Thresholds versus Triggers

Fed Chair nominee Janet Yellen believes that the Fed will keep rates at zero long after the 6.5 unemployment threshold, according to news reports.  Yellen made the comments responding to an inquiry by Massachusetts Senator Elizabeth Warren about monetary policy. The question then is what does this threshold mean and how credible is it.

Here is the key line in what Yellen wrote Warren: “Monetary policy is likely to remain highly accommodative long after one of the economic thresholds for the federal funds rate has been crossed.”

At present, the Fed has two thresholds, one for unemployment and one for inflation. The unemployment threshold is 6.5% and the inflation threshold is 2.5%. I assume that Yellen said policy will remain accommodatve even after one of the thresholds is met because the Fed has an accommodative bias and will need to see both thresholds hit in order to trigger an interest rate hike. But more importantly, her response highlights the Fed’s thinking about its thresholds. In her response to Warren, Yellen also wrote  that ”it is also important to note that the thresholds are not triggers – that is, once a threshold has been crossed, the (Fed’s policy-setting) committee will not necessarily raise the federal funds rate target immediately.

See, this is the wiggle room the Fed has built in to its forward guidance. The difference between a trigger and a threshold is that a trigger would mean an automatic and mandated response from the Fed. So if inflation rose to the 2.5% target, it would trigger a rate hike. But a threshold is a softer form of guidance. It basically sets the pain threshold for the Fed. If the unemployment rate goes lower than 6.5%, the Fed can relax its accommodative bias and start thinking of raising rates. It will not even think about raising rates before then. But at 6.5% unemployment, it will begin that process, raising rates based on the overall macro picture.

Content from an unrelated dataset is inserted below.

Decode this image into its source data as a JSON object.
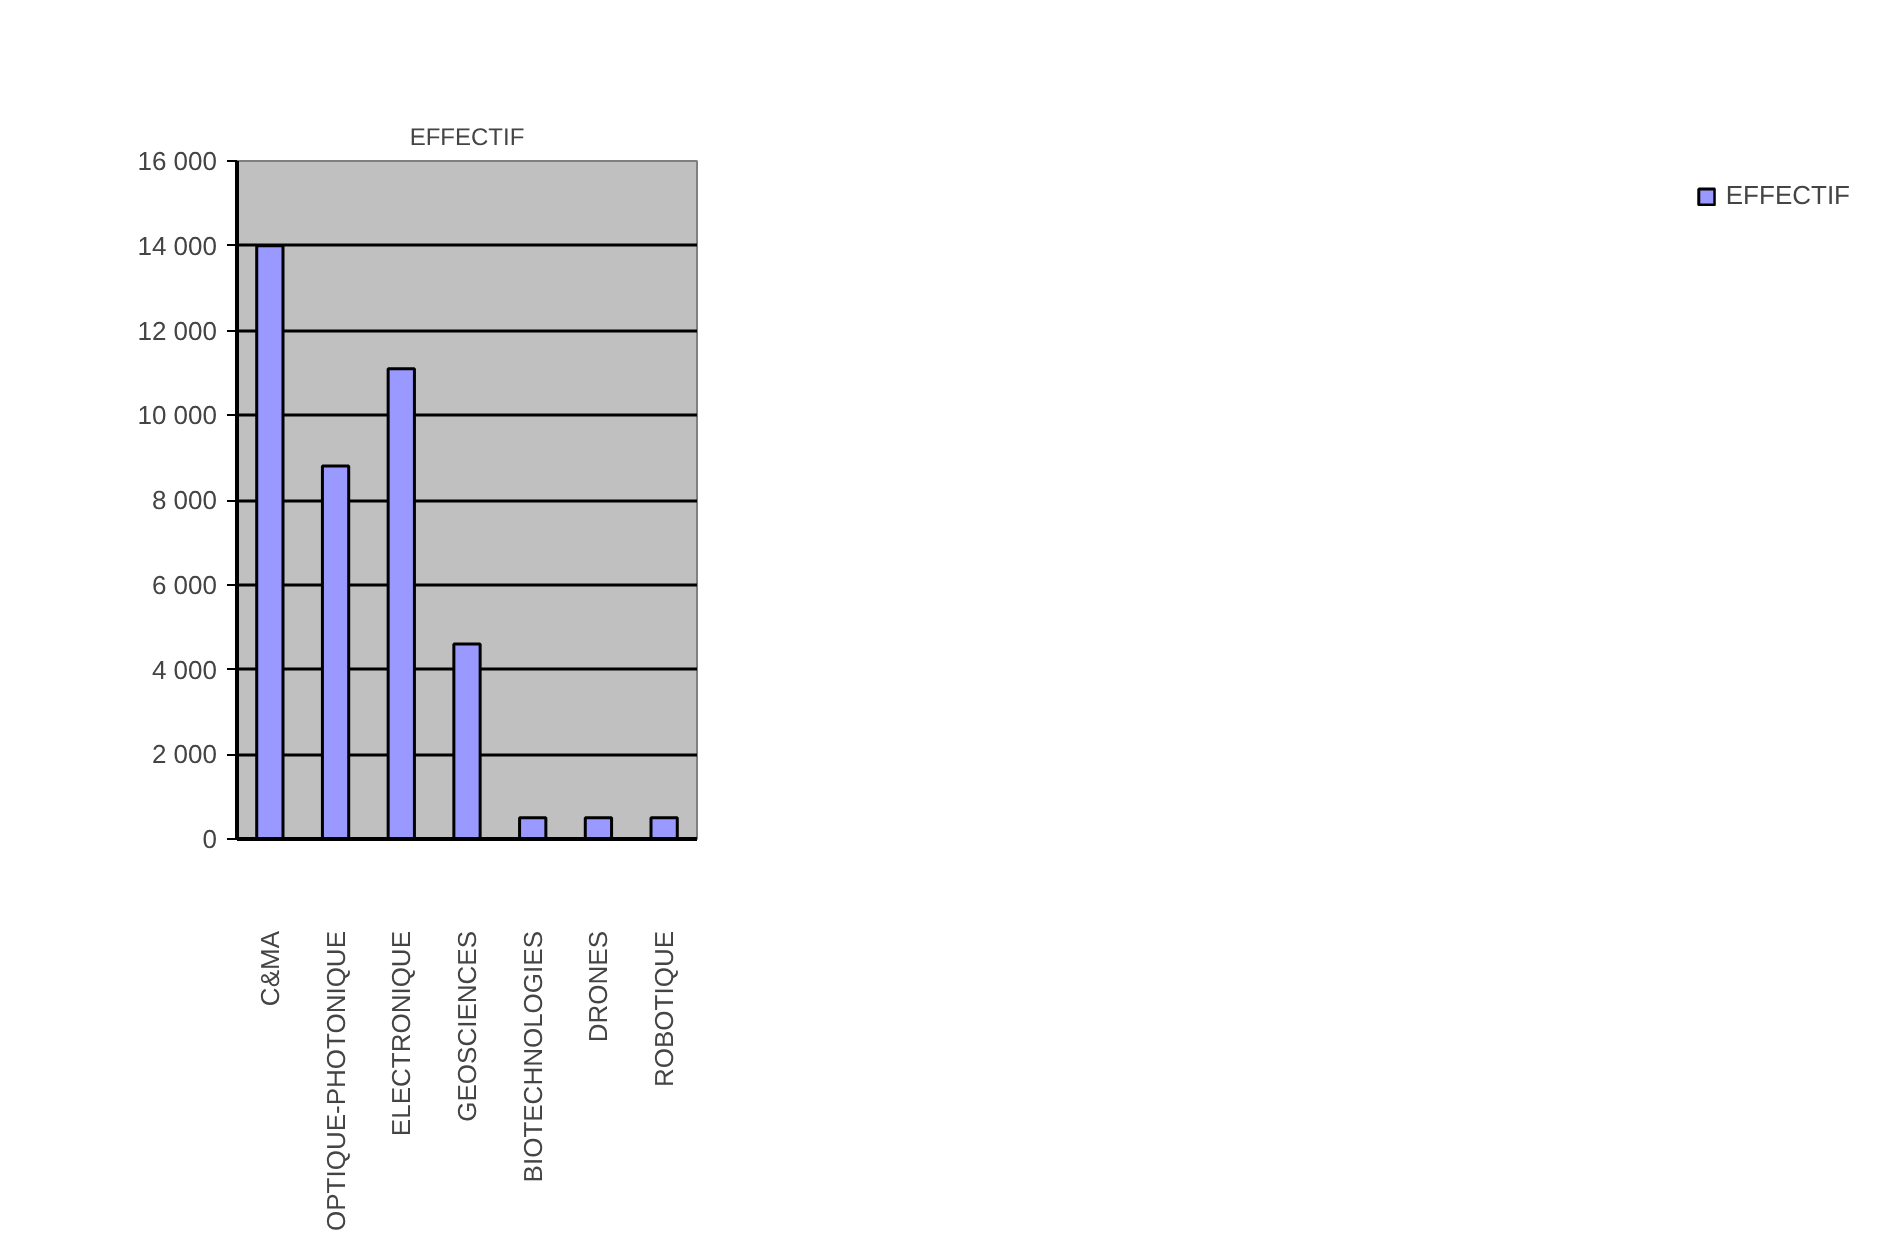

So, what the Fed has done here is say that it remains committed to its dual employment/inflation mandate and it has set specific guidelines with each of its two mandates for when it will flip from its present accommodative stance to a tightening bias. Reaching the threshold for one will trigger a move to tightening, while reaching the threshold for both will ostensibly trigger an actual rate hike.

I find this communication of Fed policy very problematic.

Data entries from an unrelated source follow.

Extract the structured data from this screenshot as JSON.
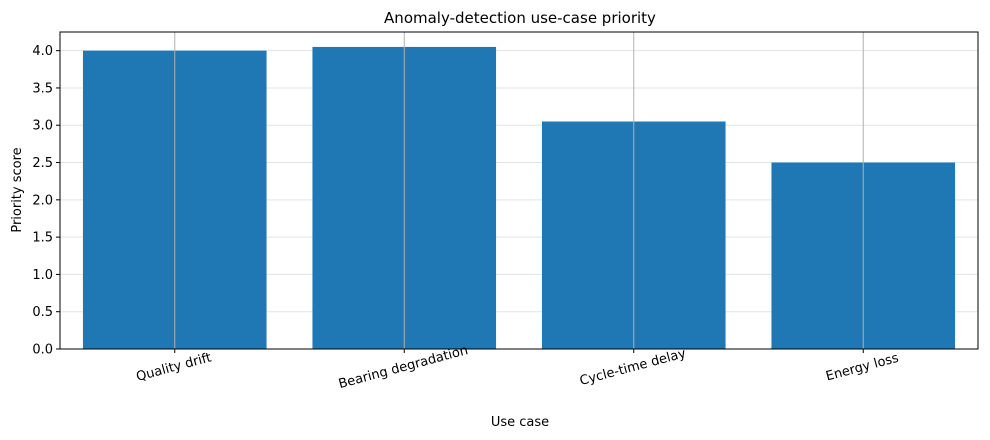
{
  "chart_data": {
    "type": "bar",
    "title": "Anomaly-detection use-case priority",
    "xlabel": "Use case",
    "ylabel": "Priority score",
    "categories": [
      "Quality drift",
      "Bearing degradation",
      "Cycle-time delay",
      "Energy loss"
    ],
    "values": [
      4.0,
      4.05,
      3.05,
      2.5
    ],
    "ylim": [
      0,
      4.25
    ],
    "yticks": [
      0.0,
      0.5,
      1.0,
      1.5,
      2.0,
      2.5,
      3.0,
      3.5,
      4.0
    ],
    "ytick_labels": [
      "0.0",
      "0.5",
      "1.0",
      "1.5",
      "2.0",
      "2.5",
      "3.0",
      "3.5",
      "4.0"
    ],
    "grid": true,
    "bar_color": "#1f77b4",
    "grid_color": "#b0b0b0"
  }
}
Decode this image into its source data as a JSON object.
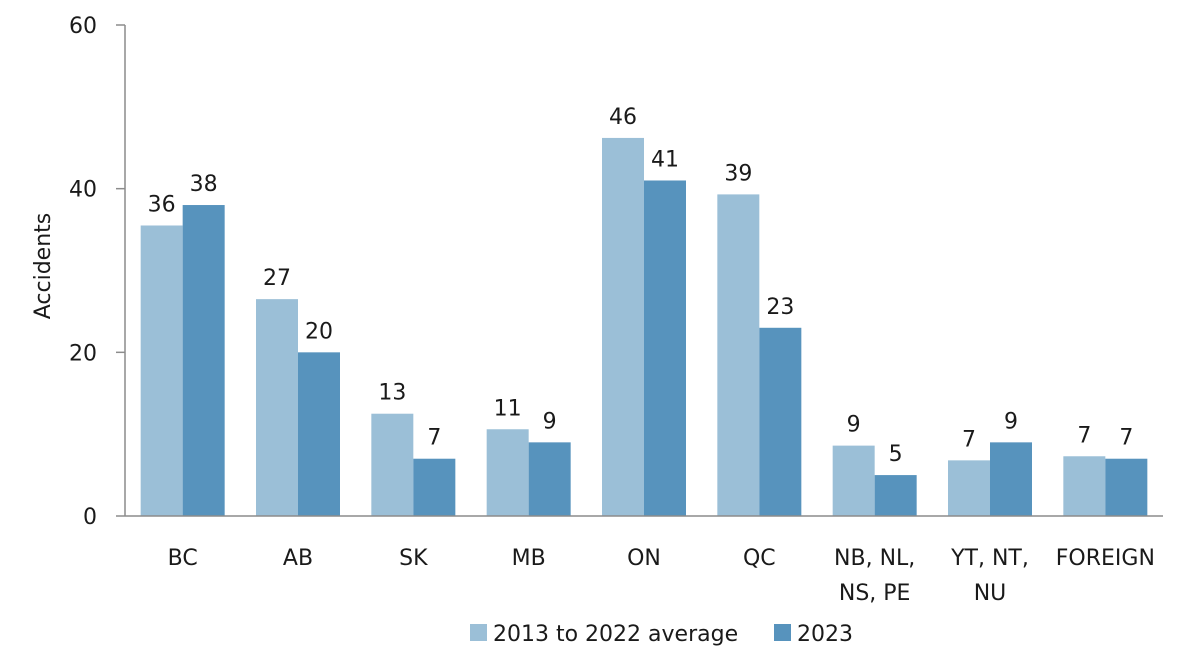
{
  "chart_data": {
    "type": "bar",
    "title": "",
    "xlabel": "",
    "ylabel": "Accidents",
    "ylim": [
      0,
      60
    ],
    "yticks": [
      0,
      20,
      40,
      60
    ],
    "grid": false,
    "legend_position": "bottom",
    "categories": [
      [
        "BC"
      ],
      [
        "AB"
      ],
      [
        "SK"
      ],
      [
        "MB"
      ],
      [
        "ON"
      ],
      [
        "QC"
      ],
      [
        "NB, NL,",
        "NS, PE"
      ],
      [
        "YT, NT,",
        "NU"
      ],
      [
        "FOREIGN"
      ]
    ],
    "series": [
      {
        "name": "2013 to 2022 average",
        "color": "#9bbfd7",
        "values": [
          35.5,
          26.5,
          12.5,
          10.6,
          46.2,
          39.3,
          8.6,
          6.8,
          7.3
        ],
        "labels": [
          "36",
          "27",
          "13",
          "11",
          "46",
          "39",
          "9",
          "7",
          "7"
        ]
      },
      {
        "name": "2023",
        "color": "#5793bd",
        "values": [
          38,
          20,
          7,
          9,
          41,
          23,
          5,
          9,
          7
        ],
        "labels": [
          "38",
          "20",
          "7",
          "9",
          "41",
          "23",
          "5",
          "9",
          "7"
        ]
      }
    ]
  }
}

Forward guidance is all about limiting future policy options in order to credibly communicate what future Fed policy will be. The Fed is supposed to be telling markets, “Look, we are proactively restricting our policy options in order to give you, the market a more precise feel for what we are going to do. We know that we need to both limit the scope of future policy and and then also follow through on our promises if our guidance about future actions is going to be credible enough to have an impact on long-term rates.” But now the Fed is cheating.

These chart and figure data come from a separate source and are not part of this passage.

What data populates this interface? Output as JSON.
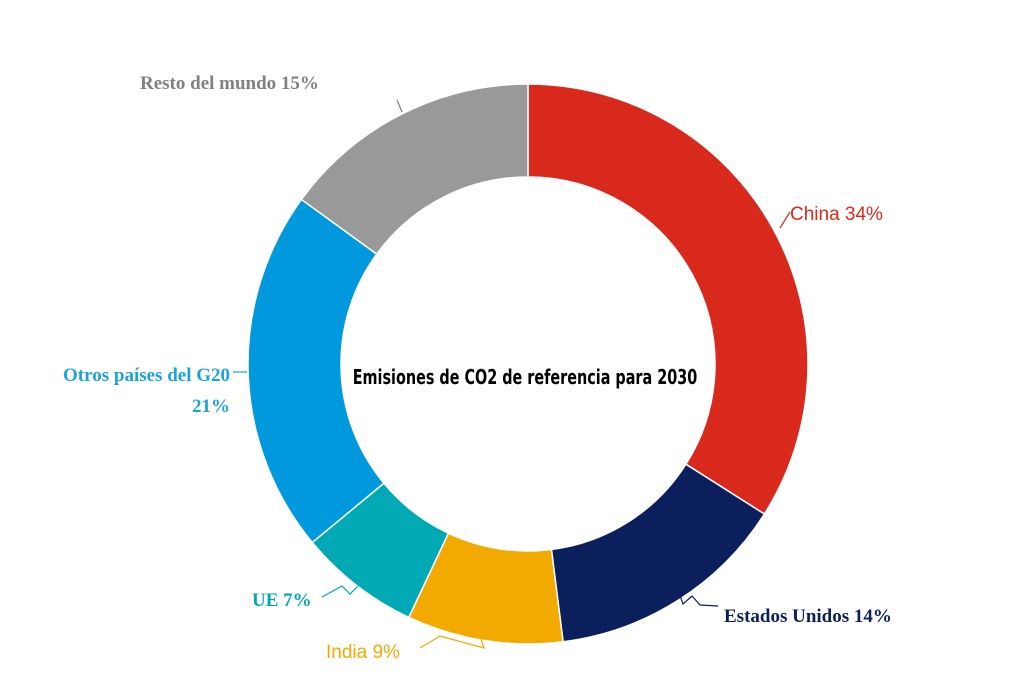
{
  "chart_data": {
    "type": "pie",
    "title": "Emisiones de CO2 de referencia para 2030",
    "start_angle_deg": 0,
    "slices": [
      {
        "name": "China",
        "value": 34,
        "label": "China 34%",
        "color": "#d9291c",
        "label_color": "#d9291c"
      },
      {
        "name": "Estados Unidos",
        "value": 14,
        "label": "Estados Unidos 14%",
        "color": "#0b1f5c",
        "label_color": "#0b1f5c"
      },
      {
        "name": "India",
        "value": 9,
        "label": "India 9%",
        "color": "#f2a900",
        "label_color": "#f2a900"
      },
      {
        "name": "UE",
        "value": 7,
        "label": "UE 7%",
        "color": "#00a9b3",
        "label_color": "#00a9b3"
      },
      {
        "name": "Otros países del G20",
        "value": 21,
        "label_lines": [
          "Otros países del G20",
          "21%"
        ],
        "color": "#0099dd",
        "label_color": "#1aa3dd"
      },
      {
        "name": "Resto del mundo",
        "value": 15,
        "label": "Resto del mundo  15%",
        "color": "#999999",
        "label_color": "#808080"
      }
    ]
  }
}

The Fed is panicked that it has set too high a bar and that the economy is worse off than it thought. When Bernanke just mentioned that the Fed was considering tapering, markets panicked and yields backed up so much that the economy started to backslide. This was a rude awakening for a Fed set on moving away from QE toward guidance as a tool. Therefore, the Fed has started to build the intellectual case for altering its initial guidance. That’s what the Wilcox and English papers were about. And this is what Yellen’s comments about thresholds versus triggers are all about. I understand the differences between thresholds and triggers but the Fed’s highlighting them only highlights the Fed’s incentive to cheat, to renege on its promises if the data are worse or better than expected.

Maybe forward guidance will be everything QE was not and the Fed will gain better control over expected rates. But this talk of thresholds and triggers and the Fed’s desire to move the goalposts to a new lower unemployment rate of 5.5% doesn’t make me comfortable. The Fed is just making this up as it goes along, hoping it makes as few mistakes that derail the recovery as possible.